I finally got around to reading Robert Gordon’s Rise
and Fall of American Economic Growth. It is an excellent book. Much of the
book is essentially an expansion of Lebergott’s Pursuing
Happiness. It describes the many ways in which the material conditions of
life (what they consumed, how they worked, and their health) were transformed
from 1870 to 1970. Gordon argues that economic growth this period essentially
created modern economic life: comfortable homes with electricity and clean water, cars parked out front, and all of this purchased with less labor hours and less onerous labor.
Much of the attention the book has received has focused
on Gordon’s argument that current innovations in information and communication
are not transforming life the way the earlier changes did and that the rate of growth is unlikely to return to the rapid pace experienced
for most of the twentieth century. This argument actually occupies a relatively
small part of the book. I also found this part of the argument to be somewhat
more cautiously stated than I think it has been in the popular press and in
blurbs for the book. While Gordon argues that some of these innovations were uniquely transforming and points to specific factors that he believes are
likely to slow growth (e.g. demographic change, education, inequality), he also
has suggestions for policy changes which might mitigate some of these headwinds
(e.g. reducing excessive regulation, policies to reduce inequality). In other
words, he doesn’t appear to believe that the current course is inevitable. He
also acknowledges that any attempts to make predictions about future
innovations are somewhat speculative.
His analysis of the causes of the “Great Leap Forward” also
seems reasonable, though I think he gives too much credit to Alex Field for
pointing out the technological innovations that took place during the Great Depression
and not enough to Michael
Bernstein, who emphasized these changes long before Field.

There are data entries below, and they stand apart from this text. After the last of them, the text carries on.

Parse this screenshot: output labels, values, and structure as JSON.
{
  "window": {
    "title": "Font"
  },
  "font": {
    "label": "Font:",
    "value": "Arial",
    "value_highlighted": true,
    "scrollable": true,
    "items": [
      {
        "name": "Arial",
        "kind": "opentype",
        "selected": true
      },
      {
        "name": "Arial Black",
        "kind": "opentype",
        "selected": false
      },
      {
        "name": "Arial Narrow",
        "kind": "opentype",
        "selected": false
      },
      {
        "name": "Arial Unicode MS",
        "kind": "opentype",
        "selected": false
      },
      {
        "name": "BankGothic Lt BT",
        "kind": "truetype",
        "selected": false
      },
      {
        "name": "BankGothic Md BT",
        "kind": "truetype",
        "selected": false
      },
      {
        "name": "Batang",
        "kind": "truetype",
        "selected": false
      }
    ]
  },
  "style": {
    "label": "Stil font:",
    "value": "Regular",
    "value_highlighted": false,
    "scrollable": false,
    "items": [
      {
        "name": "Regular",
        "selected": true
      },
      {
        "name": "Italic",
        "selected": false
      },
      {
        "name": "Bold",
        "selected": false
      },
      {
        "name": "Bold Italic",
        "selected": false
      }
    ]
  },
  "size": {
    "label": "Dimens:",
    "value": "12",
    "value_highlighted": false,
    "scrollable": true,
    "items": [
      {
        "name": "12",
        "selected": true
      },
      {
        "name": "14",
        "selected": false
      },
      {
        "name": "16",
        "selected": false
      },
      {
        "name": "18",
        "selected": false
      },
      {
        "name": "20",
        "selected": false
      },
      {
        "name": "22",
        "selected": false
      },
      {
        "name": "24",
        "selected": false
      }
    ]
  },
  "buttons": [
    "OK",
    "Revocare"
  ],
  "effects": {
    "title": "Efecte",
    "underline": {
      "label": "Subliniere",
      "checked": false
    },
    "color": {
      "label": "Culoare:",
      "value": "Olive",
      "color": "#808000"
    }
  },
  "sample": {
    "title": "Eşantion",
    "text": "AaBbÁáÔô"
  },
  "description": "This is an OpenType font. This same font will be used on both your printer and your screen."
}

I do tend to disagree with Gordon and others who underplay
the transformation brought about by information technology. You can say that it
is only entertainment and communication but my children ages 17, 23 and 27 are
never without their phones. They use social media, they watch movies and tv shows.
They listen to an incredible variety of music. When I was a teenager you pretty
much had to pick one kind of music: heavy metal, or punk, or disco. My kids
listen to everything. They listen to podcasts on soccer, cooking, politics,
etc. They can’t get lost. A map is no further than the phone. Maybe it is just
entertainment and information, but it is a world of information and
entertainment in their hand.
I agree with Gordon that attempts to make predictions about
future innovations are speculative, but I tend to be somewhat more optimistic
than he is. In part, my optimism stems from the dismal performance of dire
predictions about the future. Read Jevon’s on the Coal
Question, or Alvin Hansen on secular stagnation.
Part of my optimism is also related to what I think might be
the chief weakness of the book. It tells the story strictly from an American
standpoint. The problem with this is that the same things happened in many
other countries. The United States is not the only wealthy country. One of the
things that I believe I learned from John Nye (listen to John’s Econ Talk on the Great
Depression, Political Economy and the Evolution of the State) is that you
might want to occasionally look outside of particular area to see if the same
thing is happening in other places. If it is, you might want to ask what are
the broader forces at work. I think that if innovations can travel across
borders and innovation is not isolated to Americans there are some good reasons
to be optimistic. Increased economic freedom and access to education in Asia
have the potential to dramatically increase the pool of innovators. I don’t
think that economic freedom is firmly enough established to feel completely secure
about this, but I think the potential is great.